Here is a list of sections:

  • c -- a reference to code
  • d -- a reference to data
  • r -- a reference to the register file (by register #)
  • b -- a reference to the bytepool (string pool, a byte-granular memory region)
  • f -- a reference to the stack relative to the current stack frame towards the local variable region (after the frame pointer)
  • p -- a reference to the stack relative to the cyrrent stack frame towards the function parameter region (behind the frame pointer)

Registers

The execution platform has a fixed count of registers which can be accessed using a named reference (like $ra) or an indexed reference (like r:0). The registers are:

  • ra ($ra, r:0)
  • rb ($rb, r:1)
  • rc ($rc, r:2)
  • rd ($rd, r:3)
  • re ($re, r:4)
  • rf ($rf, r:5)

The register $rf is used as an implicit destination for some operations.

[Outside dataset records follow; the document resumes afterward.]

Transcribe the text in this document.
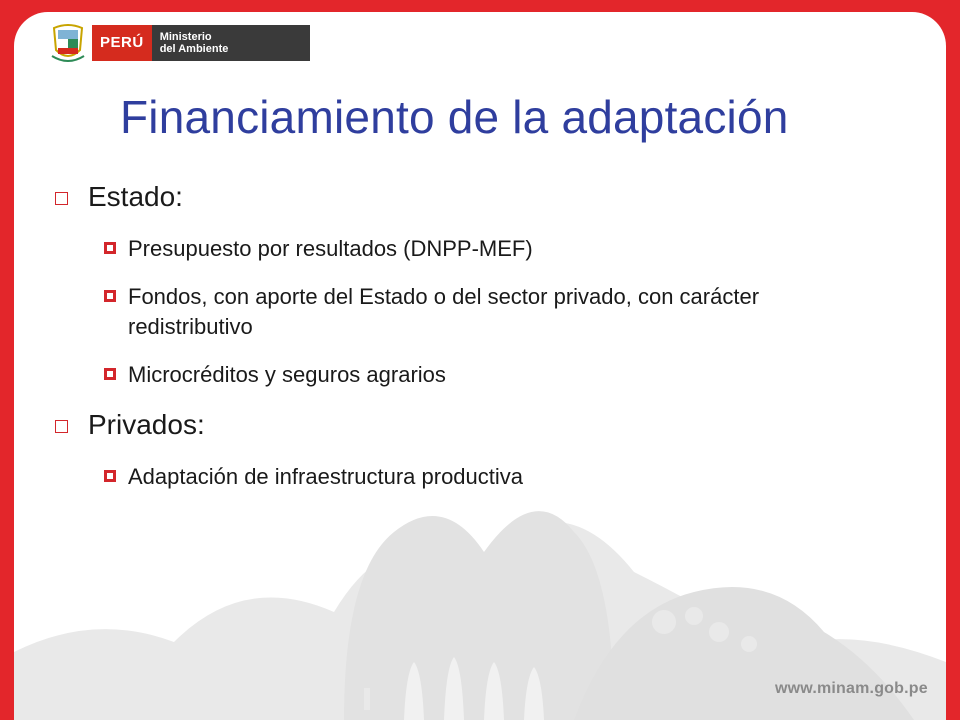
PERÚ	Ministerio
del Ambiente
Financiamiento de la adaptación
Estado:
Presupuesto por resultados (DNPP-MEF)
Fondos, con aporte del Estado o del sector privado, con carácter redistributivo
Microcréditos y seguros agrarios
Privados:
Adaptación de infraestructura productiva
www.minam.gob.pe
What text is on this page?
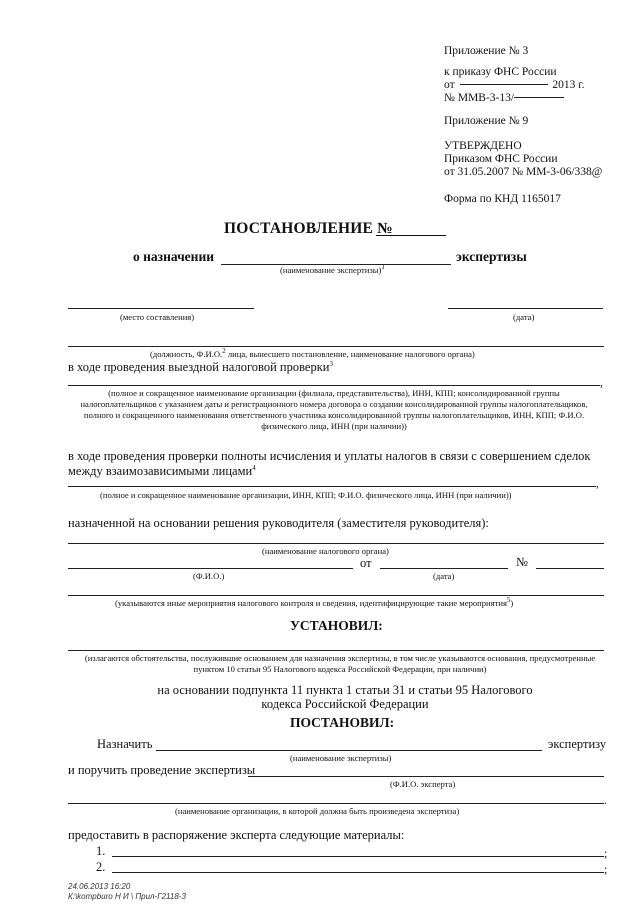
Приложение № 3
к приказу ФНС России
от	2013 г.
№ ММВ-3-13/
Приложение № 9
УТВЕРЖДЕНО
Приказом ФНС России
от 31.05.2007 № ММ-3-06/338@
Форма по КНД 1165017
ПОСТАНОВЛЕНИЕ №
о назначении	экспертизы
(наименование экспертизы)$^1$
(место составления)	(дата)
(должность, Ф.И.О.$^2$ лица, вынесшего постановление, наименование налогового органа)
в ходе проведения выездной налоговой проверки$^3$
,
(полное и сокращенное наименование организации (филиала, представительства), ИНН, КПП; консолидированной группы налогоплательщиков с указанием даты и регистрационного номера договора о создании консолидированной группы налогоплательщиков, полного и сокращенного наименования ответственного участника консолидированной группы налогоплательщиков, ИНН, КПП; Ф.И.О. физического лица, ИНН (при наличии))
в ходе проведения проверки полноты исчисления и уплаты налогов в связи с совершением сделок между взаимозависимыми лицами$^4$
,
(полное и сокращенное наименование организации, ИНН, КПП; Ф.И.О. физического лица, ИНН (при наличии))
назначенной на основании решения руководителя (заместителя руководителя):
(наименование налогового органа)
от	№
(Ф.И.О.)	(дата)
(указываются иные мероприятия налогового контроля и сведения, идентифицирующие такие мероприятия$^5$)
УСТАНОВИЛ:
(излагаются обстоятельства, послужившие основанием для назначения экспертизы, в том числе указываются основания, предусмотренные пунктом 10 статьи 95 Налогового кодекса Российской Федерации, при наличии)
на основании подпункта 11 пункта 1 статьи 31 и статьи 95 Налогового кодекса Российской Федерации
ПОСТАНОВИЛ:
Назначить	экспертизу
(наименование экспертизы)
и поручить проведение экспертизы
(Ф.И.О. эксперта)
.
(наименование организации, в которой должна быть произведена экспертиза)
предоставить в распоряжение эксперта следующие материалы:
1.	;
2.	;
24.06.2013 16:20
К:\kompburo Н И \ Прил-Г2118-3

Also, registers are used to communicate with the runtime and the client API.

Stacks

The platform has a separate stack for each data type. A single stack (now it is the integer one) is selected as the frame stack; references to sections f and p reference the frame stack.

The frame pointer is updated with the frame stack top each time a new function is entered. Parameter area begins from address p:1 to higher addresses; local variable area - from f:0 to higher addresses.

Flags

Conditional branching commands of the platform use flags to determine the comparison result. Flags can be explicitly set by a comparison or analysis command, or they can be implicitly set by any command which references a well-defined single value on stack, like pop, top or any arithmetic command. (See below for command list.)

Commands

Here is a list of the platform's virtual commands, along with their possible types and references:

  • push.{i,f} -- push a immediate value on the top of stack
  • pop.{i,f} -- remove a value from the top of stack
  • top.{i,f} -- debug-print a value on the top of stack
  • cmp.{i,f} -- compare two values on the top of stack (subtrahend is on top and it is popped)
  • anal.{i,f} -- analyze a value on the top of stack (i. e., compare it with zero)
  • dup.{i,f} -- duplicate a value on the top of stack
  • swap.{i,f} -- swap two values on the top of stack
  • lea -- load a reference's absolute (effective) address into $rf
  • ld.{i,f} -- push a referenced value on the top of stack
  • st.{i,f} -- save the top of stack into the reference and pop the value
  • ldint.f -- push a referenced integer value on the top of the floating-point stack
  • stint.f -- save the top of the floating-point stack into the reference as an integer
  • settype.{i,f} -- force-set the type of a memory location into the instruction's type
  • abs.{i,f} -- take an absolute value of the top of stack
  • add.{i,f} -- add two values on the top of stack
  • sub.{i,f} -- subtract the next value from the top of stack (minuend on top)
  • mul.{i,f} -- multiply two values on the top of stack
  • div.{i,f} -- divide the top of stack by the next value (dividend on top)
  • mod.{i,f} -- take a remainder of the stack's top from division by the next value (dividend on top)
  • inc.{i,f} -- increase the value on top of stack
  • dec.{i,f} -- decrease the value on top of stack
  • neg.{i,f} -- change the sign of the value on top of stack
  • jump -- an unconditional jump
  • call -- an unconditional call
  • ret -- a subroutine return
  • jcc -- a conditional jump (conditions mimic the ones in x86 assembly language)
  • snfc -- do not implicitly change the flags (only do that with cmp and anal commands)
  • cnfc -- inverse of snfc
  • quit.{i,f,nothing} -- exit the context; indicate the type of return value (or lack of such) with the instruction's type.
  • sys -- perform a system call (to the interpreter runtime). The argument must be integer.

JIT-compilation

The JIT-compilation is an alternative to VM-based execution. It is faster, but it has several drawbacks compared to execution in the VM.

  • There is no type checking
  • snfc and cnfc commands are not handled; only cmp and anal commands may change the flags
  • Integer stack is also used for return addresses
  • User-registered instructions are supported only if they do not work with stacks

The platform is able to automatically fall back to interpreting if an error happens during compilation or execution.